There is too much ground to cover for a truly generic API. Some ring adapters are partially compliant with the ring spec and provide us with other mechanisms than an OutputStream to materialize the SSE connection. Buffer pooling isn't really part of the SDK. Going that route would mean adding a dependency to the SDK and I haven't found a ready made solution anyway.

Current SDK implementation

Common SSE machinery

starfederation.datastar.clojure.api.sse

This namespace provides 2 generic functions:

  • headers: generate HTTP headers with the SSE specific ones given a ring request.
  • write-event! provides a way to assemble an SSE event's string using a java.util.appendable.

These functions provide a basis for implementing SSE and are orthogonal to Datastar's specific SSE events.
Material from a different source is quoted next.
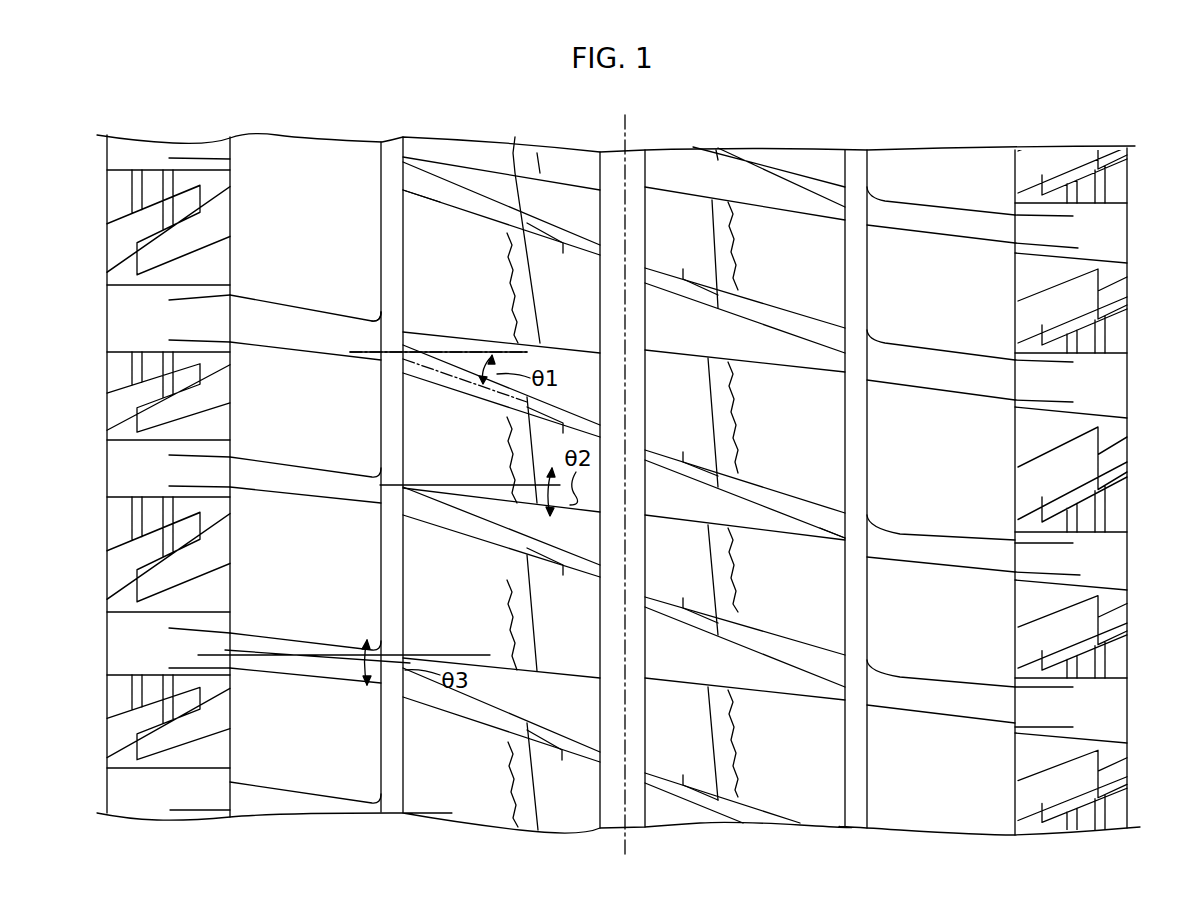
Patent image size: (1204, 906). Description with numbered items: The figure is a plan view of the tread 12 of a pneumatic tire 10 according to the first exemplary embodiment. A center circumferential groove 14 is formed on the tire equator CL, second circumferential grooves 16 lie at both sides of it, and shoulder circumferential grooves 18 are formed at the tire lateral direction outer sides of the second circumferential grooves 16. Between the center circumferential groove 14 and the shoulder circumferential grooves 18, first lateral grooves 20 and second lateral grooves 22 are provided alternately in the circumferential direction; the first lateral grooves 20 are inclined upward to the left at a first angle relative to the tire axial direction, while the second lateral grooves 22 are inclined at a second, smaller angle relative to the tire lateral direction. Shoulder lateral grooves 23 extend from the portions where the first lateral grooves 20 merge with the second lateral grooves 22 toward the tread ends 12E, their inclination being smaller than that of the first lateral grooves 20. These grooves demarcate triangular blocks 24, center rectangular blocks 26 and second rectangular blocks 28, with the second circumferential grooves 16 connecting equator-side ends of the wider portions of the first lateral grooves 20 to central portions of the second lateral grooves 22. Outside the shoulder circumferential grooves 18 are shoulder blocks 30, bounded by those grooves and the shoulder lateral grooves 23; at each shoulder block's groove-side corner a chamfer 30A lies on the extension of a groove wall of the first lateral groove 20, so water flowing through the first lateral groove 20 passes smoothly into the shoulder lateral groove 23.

starfederation.datastar.clojure.adapter.common

This namespace provides helpers we use to build the SSE machinery for ring adapters. It mainly provides a mechanism called "write profiles" to allow a user to configure the way the SSE connections should behave with regards to Buffering and compression.

See the write profiles doc.

Beyond the SDK

If the write profile system doesn't provide enough control there is still the possibility to implement adapters using the starfederation.datastar.clojure.protocols/SSEGenerator and control everything.

The hope is that there is enough material between the documentation and the source code to make this relatively easy.